The charge comes in the wake of the recent announcement of the end of the NLRB's case. The Charleston Boeing employees, who were granted intervenor status in the case by the NLRB in Washington, D.C., were denied participation in the hearing.
The complaint alleges that IAM officials abused the NLRB's adjudicative process to force Boeing into locating production of the company's 737 aircraft in Washington State, which does not have a Right to Work law. The IAM union bosses' accusations against Boeing had a chilling effect on Boeing and other companies, deterring them from locating work in South Carolina and other Right to Work states where workers can not be forced to join or pay fees to a union as a job condition.
The charge also details how IAM union bosses retaliated against the Charleston workers after the workers expelled the IAM from their workplace before the Dreamliner production line was located there. One of the employees filing the charge led the effort to remove the International Association of Machinists (IAM) union from the Charleston plant.
The charge points out that if the IAM union hierarchy still had a presence in the South Carolina plant, then the South Carolina workers' jobs would not have been at risk. Even NLRB Acting General Counsel Lafe Solomon ' who issued the NLRB's complaint against Boeing ' admitted in Congressional testimony that it was inconceivable that IAM union officials would have pursued charges against Boeing if workers had not removed the union from their workplace.

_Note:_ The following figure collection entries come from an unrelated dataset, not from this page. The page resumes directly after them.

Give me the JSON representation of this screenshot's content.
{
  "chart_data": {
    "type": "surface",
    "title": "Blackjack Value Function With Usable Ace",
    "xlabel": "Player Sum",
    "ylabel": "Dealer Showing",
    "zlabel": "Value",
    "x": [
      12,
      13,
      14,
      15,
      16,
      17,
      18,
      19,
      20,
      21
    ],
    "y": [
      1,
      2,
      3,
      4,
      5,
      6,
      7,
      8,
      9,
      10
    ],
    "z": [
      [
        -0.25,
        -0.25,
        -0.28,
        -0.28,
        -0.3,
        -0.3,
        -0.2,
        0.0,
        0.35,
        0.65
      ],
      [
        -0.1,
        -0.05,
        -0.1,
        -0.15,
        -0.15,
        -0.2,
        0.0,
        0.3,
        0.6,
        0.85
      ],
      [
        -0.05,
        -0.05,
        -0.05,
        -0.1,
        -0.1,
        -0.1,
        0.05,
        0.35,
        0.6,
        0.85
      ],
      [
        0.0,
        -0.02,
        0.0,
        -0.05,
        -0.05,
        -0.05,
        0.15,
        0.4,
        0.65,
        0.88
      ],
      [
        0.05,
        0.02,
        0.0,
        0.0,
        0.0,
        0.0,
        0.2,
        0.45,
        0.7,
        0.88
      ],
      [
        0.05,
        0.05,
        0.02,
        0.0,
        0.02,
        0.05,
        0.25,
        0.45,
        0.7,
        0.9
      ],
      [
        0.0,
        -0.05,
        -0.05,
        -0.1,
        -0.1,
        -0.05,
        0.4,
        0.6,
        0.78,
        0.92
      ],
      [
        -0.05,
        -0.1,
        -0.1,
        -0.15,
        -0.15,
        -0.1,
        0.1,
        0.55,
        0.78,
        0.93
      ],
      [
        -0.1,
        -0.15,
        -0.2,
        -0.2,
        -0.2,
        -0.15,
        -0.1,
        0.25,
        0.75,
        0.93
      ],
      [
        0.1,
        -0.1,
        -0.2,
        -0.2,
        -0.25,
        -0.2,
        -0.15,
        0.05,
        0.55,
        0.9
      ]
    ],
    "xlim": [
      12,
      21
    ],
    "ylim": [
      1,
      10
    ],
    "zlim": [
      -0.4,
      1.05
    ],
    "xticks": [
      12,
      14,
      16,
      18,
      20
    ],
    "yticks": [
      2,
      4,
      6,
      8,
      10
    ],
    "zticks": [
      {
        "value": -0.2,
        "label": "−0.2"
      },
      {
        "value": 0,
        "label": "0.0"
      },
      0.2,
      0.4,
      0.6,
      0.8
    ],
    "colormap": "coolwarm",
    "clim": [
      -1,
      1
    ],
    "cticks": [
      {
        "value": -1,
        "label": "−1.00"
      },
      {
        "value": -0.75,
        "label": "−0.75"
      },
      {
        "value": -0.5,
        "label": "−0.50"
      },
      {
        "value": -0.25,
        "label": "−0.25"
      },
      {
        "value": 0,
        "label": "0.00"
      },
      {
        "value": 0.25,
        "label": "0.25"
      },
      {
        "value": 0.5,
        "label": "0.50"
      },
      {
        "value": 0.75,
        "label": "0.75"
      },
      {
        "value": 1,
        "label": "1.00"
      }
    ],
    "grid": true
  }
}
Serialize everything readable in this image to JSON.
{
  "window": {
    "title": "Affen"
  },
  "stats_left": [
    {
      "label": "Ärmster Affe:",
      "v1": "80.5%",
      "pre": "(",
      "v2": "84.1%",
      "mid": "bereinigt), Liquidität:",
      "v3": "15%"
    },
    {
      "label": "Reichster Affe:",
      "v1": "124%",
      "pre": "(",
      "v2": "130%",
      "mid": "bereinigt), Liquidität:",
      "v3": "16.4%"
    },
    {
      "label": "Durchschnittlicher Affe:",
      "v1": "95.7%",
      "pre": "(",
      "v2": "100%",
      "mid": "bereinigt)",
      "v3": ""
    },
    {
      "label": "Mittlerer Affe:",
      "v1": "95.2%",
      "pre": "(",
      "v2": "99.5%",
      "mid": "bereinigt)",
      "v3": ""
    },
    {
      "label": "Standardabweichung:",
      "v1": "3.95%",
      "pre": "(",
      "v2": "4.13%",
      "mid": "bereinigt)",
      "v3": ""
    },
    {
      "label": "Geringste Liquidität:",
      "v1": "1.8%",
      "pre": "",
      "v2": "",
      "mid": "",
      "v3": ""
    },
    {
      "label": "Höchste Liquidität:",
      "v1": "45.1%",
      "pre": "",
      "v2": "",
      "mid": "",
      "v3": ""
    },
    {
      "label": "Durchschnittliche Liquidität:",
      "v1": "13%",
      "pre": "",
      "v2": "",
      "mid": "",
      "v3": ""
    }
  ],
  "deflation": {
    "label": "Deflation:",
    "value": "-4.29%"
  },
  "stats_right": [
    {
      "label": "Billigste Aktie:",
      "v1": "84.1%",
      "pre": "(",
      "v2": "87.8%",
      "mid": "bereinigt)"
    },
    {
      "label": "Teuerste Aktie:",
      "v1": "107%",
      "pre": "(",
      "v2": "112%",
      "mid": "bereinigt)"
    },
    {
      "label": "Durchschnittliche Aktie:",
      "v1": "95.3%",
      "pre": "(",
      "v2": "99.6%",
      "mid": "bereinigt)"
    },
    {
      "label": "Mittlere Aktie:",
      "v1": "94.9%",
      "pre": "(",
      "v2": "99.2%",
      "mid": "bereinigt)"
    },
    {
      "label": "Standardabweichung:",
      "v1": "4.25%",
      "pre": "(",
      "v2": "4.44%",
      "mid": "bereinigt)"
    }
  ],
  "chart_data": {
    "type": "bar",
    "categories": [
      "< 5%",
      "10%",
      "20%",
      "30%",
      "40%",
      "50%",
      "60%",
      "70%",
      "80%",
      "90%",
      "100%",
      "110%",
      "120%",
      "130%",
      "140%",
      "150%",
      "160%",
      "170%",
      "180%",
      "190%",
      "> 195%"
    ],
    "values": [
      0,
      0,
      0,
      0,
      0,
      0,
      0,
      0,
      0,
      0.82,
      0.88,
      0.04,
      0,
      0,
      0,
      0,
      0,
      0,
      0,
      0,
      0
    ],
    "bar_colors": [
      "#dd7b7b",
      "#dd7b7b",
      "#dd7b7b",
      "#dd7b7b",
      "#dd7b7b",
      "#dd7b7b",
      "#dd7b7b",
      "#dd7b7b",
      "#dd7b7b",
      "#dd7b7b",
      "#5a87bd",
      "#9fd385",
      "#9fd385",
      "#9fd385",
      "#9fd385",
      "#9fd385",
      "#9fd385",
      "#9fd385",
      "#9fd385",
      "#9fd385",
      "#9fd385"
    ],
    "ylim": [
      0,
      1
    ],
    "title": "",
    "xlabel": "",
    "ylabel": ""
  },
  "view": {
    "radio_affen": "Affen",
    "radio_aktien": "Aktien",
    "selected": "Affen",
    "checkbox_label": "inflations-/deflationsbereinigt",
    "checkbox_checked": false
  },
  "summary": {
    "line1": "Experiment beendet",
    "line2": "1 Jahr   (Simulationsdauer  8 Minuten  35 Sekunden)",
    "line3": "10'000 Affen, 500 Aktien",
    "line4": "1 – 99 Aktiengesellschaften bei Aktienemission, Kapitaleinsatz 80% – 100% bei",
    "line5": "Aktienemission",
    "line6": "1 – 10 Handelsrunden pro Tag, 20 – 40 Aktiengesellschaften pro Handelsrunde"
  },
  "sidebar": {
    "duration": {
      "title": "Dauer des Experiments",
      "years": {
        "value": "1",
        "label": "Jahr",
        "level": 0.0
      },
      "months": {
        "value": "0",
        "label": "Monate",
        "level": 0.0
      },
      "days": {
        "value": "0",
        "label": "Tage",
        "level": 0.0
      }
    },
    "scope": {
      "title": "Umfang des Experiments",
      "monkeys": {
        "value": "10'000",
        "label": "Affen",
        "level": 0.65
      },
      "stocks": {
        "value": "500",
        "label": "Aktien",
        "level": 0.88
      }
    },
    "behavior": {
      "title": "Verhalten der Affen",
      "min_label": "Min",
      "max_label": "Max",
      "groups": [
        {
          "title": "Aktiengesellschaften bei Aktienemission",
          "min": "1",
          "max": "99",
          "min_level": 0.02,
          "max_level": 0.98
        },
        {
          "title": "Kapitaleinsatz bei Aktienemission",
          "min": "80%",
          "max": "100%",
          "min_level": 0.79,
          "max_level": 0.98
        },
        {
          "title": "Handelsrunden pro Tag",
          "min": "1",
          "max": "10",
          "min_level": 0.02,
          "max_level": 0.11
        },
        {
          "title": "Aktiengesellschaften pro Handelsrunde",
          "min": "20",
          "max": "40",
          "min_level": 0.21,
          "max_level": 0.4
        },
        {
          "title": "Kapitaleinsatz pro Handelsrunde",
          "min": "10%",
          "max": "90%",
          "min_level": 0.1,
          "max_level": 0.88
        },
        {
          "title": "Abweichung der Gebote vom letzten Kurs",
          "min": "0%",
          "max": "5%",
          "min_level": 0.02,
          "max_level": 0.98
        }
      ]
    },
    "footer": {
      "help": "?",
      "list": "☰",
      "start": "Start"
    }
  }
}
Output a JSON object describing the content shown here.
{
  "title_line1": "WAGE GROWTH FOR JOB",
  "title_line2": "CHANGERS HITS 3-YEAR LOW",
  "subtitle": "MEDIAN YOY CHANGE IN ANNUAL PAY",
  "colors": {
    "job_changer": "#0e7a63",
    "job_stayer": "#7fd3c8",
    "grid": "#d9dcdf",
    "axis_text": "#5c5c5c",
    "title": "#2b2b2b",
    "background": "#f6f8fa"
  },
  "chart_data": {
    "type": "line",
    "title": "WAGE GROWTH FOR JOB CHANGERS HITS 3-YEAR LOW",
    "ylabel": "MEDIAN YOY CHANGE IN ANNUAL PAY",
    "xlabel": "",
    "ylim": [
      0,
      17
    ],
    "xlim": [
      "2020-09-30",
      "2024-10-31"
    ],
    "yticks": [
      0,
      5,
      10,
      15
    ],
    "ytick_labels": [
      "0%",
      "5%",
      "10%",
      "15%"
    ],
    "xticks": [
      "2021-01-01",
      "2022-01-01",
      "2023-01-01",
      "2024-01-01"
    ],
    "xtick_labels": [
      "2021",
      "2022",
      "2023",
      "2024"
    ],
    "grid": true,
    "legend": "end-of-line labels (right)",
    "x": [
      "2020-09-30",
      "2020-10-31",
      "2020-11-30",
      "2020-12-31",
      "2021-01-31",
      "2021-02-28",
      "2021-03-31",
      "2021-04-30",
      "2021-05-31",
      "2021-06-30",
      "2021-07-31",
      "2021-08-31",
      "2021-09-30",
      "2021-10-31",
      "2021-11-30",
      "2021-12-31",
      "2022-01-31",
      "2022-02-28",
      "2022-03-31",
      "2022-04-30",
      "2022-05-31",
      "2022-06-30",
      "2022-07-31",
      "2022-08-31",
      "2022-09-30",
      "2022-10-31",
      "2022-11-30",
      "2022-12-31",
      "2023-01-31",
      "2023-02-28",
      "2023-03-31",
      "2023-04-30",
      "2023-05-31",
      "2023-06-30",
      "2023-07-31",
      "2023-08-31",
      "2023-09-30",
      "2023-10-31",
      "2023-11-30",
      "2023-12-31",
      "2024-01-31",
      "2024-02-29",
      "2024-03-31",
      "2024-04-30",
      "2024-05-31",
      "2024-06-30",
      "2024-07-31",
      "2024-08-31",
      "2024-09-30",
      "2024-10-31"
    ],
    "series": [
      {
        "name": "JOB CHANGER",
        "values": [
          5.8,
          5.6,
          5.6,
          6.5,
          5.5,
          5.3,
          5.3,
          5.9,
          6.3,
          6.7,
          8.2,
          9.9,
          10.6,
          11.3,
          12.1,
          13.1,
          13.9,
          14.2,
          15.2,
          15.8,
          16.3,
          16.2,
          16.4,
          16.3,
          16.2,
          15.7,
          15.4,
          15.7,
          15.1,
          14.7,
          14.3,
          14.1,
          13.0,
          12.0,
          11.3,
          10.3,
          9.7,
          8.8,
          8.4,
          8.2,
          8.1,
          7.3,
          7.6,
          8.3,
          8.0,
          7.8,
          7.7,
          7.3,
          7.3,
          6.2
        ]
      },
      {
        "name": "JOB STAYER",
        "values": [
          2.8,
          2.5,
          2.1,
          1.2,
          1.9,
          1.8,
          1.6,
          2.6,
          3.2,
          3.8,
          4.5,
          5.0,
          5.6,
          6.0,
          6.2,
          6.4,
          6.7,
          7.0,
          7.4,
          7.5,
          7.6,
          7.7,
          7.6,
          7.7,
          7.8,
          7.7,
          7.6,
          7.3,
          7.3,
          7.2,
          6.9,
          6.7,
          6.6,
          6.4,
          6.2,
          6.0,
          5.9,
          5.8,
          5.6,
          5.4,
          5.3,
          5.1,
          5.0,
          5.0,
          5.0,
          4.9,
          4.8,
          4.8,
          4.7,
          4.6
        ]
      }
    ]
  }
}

"Workers should be free to choose whether or not to affiliate with a union and not have to worry about their jobs as a result," said Mark Mix, President of NRWF. "The IAM union bosses' dangerous abuse of federal labor law, which is supposedly intended to protect the rights of individual workers, has set a devastating precedent to discourage job providers from locating work in states with Right to Work laws on the books ' the very states luring job providers and independent-minded workers alike."
The NRWF announced that their attorneys have sent a letter to the NLRB's Chief Administrative Law Judge (ALJ) asking him to investigate the conduct of the ALJ overseeing the NLRB's case against Boeing.